New Delhi/Hyderabad, Aug 8: In a boost to India's efforts to fight money laundering crimes having cross-border connections, the Enforcement Directorate has attached assets over Rs 4 crore of kidney scam kingpin Amit Kumar. This is the first legal action abroad by any probe agency in a criminal case.
The Australian Federal police, counterpart for the ED, has issued prohibitory orders (meaning you cannot access, sell or lease) on a posh bungalow of the doctor in Melbourne's Sunbury area after a special Prevention of Money Laundering Act (PMLA) court in Delhi had issued a Letters Rogatory (legal request) in this regard last year.

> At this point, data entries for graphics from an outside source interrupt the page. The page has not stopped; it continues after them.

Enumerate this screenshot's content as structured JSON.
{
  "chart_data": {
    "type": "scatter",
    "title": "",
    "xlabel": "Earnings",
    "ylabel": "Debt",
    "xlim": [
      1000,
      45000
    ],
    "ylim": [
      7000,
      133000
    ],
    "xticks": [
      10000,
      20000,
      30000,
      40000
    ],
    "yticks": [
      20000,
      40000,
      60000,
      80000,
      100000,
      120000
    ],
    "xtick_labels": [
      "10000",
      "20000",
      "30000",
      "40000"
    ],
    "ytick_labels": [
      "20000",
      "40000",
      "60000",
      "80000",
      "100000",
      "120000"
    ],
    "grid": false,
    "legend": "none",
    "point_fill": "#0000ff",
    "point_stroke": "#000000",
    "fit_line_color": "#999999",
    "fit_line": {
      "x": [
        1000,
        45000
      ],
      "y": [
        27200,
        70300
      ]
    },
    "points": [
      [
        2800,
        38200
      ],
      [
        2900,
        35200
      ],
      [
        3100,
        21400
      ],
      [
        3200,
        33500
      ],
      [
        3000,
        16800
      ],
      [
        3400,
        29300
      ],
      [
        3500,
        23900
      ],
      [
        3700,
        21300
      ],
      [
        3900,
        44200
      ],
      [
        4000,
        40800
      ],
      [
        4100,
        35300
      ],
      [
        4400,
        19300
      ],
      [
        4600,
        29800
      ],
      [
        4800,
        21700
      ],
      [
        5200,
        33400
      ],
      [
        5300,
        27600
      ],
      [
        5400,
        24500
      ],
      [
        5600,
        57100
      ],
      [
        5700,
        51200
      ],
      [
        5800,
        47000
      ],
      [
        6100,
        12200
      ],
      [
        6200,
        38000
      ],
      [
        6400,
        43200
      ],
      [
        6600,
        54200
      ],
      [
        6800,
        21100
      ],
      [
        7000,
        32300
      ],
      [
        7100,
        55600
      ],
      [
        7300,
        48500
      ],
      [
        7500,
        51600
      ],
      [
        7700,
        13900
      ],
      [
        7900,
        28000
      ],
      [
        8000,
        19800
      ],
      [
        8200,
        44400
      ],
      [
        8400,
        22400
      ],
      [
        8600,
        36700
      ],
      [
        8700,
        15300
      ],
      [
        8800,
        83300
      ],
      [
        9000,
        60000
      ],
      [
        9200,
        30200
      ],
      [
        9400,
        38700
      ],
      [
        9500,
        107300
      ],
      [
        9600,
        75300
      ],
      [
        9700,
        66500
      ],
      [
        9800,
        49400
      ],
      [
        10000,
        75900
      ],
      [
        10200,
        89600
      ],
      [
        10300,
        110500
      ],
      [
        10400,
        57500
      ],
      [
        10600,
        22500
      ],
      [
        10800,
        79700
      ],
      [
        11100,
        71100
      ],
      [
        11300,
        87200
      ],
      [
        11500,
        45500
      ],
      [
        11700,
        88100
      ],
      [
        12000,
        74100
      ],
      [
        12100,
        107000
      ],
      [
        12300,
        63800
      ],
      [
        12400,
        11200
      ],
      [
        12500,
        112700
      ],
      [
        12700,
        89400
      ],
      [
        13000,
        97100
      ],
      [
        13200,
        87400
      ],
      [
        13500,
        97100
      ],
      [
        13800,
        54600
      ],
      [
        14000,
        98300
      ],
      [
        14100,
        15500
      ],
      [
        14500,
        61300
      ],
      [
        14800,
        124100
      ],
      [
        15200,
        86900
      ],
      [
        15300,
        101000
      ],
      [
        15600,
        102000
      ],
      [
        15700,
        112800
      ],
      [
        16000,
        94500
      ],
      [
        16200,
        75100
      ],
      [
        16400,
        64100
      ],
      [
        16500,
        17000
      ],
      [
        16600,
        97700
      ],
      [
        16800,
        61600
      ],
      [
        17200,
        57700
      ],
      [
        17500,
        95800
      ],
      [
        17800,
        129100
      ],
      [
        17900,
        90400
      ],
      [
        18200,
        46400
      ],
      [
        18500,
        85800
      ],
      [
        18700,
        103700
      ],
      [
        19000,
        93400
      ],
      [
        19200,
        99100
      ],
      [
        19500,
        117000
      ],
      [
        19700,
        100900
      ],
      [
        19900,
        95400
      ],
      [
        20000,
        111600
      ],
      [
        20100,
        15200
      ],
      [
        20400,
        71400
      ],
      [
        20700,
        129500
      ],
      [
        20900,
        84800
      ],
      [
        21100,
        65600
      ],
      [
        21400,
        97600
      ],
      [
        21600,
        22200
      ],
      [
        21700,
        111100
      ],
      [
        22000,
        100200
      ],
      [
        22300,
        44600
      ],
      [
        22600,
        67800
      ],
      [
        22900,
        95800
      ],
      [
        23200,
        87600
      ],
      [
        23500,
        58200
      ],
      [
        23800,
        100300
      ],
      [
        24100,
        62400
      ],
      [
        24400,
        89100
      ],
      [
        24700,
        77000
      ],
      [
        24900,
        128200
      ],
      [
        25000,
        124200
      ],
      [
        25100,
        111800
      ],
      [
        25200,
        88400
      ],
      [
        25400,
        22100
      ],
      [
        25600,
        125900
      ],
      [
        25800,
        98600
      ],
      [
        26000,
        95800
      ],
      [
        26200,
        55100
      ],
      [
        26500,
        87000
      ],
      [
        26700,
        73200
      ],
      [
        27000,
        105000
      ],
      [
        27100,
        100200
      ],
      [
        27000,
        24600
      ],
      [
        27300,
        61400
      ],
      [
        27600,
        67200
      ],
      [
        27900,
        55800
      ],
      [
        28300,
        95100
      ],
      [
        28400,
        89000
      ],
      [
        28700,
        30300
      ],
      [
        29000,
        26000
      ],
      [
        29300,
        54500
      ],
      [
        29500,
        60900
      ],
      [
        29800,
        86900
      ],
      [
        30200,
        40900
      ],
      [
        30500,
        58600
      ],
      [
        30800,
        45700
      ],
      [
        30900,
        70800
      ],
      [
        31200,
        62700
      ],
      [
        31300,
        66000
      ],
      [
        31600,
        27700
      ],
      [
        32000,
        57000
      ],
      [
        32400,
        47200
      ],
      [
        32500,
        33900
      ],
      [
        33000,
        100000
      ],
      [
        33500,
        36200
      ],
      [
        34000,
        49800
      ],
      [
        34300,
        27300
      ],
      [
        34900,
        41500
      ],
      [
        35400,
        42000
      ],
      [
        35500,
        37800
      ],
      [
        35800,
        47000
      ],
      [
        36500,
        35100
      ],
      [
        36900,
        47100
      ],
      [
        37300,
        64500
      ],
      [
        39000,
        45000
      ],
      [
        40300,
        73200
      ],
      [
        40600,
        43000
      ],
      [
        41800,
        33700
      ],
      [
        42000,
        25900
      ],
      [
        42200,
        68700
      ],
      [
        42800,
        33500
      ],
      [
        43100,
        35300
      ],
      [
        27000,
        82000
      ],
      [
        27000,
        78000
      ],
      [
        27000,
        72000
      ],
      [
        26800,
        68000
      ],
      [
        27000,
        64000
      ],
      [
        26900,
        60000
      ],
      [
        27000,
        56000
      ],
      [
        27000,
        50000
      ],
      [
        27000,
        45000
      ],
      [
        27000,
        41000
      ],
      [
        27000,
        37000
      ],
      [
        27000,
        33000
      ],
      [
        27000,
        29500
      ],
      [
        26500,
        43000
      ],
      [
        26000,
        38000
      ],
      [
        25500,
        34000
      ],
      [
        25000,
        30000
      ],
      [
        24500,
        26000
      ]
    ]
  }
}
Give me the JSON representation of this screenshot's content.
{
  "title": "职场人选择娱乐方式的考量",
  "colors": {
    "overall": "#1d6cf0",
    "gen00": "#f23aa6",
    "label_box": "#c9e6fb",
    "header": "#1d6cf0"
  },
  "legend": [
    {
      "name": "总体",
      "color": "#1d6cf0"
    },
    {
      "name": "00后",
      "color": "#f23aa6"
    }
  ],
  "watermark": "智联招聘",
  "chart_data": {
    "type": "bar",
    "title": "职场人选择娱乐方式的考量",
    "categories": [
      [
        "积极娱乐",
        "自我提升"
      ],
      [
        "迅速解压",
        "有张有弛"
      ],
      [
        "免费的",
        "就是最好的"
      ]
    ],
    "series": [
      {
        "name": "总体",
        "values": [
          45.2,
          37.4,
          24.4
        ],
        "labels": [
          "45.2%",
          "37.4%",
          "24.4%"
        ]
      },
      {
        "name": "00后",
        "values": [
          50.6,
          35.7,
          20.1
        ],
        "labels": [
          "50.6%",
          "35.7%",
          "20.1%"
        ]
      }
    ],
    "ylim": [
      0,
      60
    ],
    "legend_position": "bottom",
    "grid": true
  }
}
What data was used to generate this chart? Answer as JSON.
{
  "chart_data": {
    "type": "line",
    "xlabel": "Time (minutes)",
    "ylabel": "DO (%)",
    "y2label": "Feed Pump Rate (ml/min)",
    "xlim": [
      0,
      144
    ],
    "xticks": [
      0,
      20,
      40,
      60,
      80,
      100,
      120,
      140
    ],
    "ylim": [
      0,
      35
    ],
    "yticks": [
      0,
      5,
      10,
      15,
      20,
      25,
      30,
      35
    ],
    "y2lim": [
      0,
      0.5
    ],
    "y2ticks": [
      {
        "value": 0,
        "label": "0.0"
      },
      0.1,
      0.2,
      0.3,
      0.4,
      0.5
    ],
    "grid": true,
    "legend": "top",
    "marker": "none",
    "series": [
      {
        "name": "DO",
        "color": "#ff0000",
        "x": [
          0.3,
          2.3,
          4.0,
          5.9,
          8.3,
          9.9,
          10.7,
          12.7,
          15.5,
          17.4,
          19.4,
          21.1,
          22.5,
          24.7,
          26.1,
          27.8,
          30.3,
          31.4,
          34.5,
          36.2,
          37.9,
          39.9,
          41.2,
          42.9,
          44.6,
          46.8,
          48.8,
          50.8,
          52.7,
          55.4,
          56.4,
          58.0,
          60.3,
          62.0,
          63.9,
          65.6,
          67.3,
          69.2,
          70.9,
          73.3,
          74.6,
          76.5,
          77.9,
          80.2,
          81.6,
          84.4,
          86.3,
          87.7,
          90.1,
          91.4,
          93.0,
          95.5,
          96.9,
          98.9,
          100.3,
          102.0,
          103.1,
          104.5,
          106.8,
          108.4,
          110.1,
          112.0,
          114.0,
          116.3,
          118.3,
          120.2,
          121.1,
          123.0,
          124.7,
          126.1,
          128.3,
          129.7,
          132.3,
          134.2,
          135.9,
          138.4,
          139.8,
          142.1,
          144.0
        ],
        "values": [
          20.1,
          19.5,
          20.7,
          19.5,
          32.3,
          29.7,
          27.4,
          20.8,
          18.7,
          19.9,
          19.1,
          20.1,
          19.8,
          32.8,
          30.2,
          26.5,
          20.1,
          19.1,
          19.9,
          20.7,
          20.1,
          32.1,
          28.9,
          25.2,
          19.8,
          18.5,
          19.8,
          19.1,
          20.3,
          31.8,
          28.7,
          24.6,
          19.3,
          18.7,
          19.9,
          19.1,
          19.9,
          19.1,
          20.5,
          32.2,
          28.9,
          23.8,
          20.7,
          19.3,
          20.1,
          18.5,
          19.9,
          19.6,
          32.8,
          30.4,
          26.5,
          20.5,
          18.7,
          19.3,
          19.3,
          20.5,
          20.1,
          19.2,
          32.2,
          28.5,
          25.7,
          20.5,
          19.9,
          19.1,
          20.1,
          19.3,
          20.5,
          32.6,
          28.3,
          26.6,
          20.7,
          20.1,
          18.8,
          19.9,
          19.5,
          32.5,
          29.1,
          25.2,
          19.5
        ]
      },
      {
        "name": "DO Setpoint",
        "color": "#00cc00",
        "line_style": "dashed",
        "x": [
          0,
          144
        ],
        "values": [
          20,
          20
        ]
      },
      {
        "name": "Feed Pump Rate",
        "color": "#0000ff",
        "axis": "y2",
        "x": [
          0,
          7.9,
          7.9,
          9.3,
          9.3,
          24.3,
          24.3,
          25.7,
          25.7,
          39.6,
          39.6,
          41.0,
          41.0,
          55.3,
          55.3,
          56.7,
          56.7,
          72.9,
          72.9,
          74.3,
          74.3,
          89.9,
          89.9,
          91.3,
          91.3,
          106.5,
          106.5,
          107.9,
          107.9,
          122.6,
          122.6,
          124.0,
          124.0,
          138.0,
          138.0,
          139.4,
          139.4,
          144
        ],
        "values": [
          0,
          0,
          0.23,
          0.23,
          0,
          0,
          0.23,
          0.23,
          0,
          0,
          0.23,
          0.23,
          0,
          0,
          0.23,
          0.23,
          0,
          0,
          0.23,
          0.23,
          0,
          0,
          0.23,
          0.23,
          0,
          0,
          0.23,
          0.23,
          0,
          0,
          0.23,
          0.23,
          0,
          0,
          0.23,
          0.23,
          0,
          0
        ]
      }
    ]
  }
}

The property has an estimated value of Rs 4.35 crore. ED sleuths served the order on Kumar today in a jail in Andhra Pradesh's Guntur where he is lodged at present in judicial custody in connection with the same case. The ED probe had found this bungalow of Kumar was purchased from “proceeds of crime”.
“This is the first time that an Indian enforcement agency has been able to attach a property for criminal offence in a foreign land. This is a big step when it comes to cripple money launderers and hawala operatives,” a senior official said.
The case was being probed by the Delhi zonal office of the ED based on a 2008 CBI FIR in this regard. Kumar was brought from Nepal and arrested by CBI here on February 7, 2008.
The ED has already attached the properties worth Rs 30 crore of Kumar and his associates in connection with its money laundering case in the kidney scam.
The ED is also looking at taking similar action relating to a few other properties of Kumar in Canada and Hong Kong.
The multi-crore kidney scandal had surfaced in January 2008 when police arrested several people for running a kidney transplant racket in Gurgaon.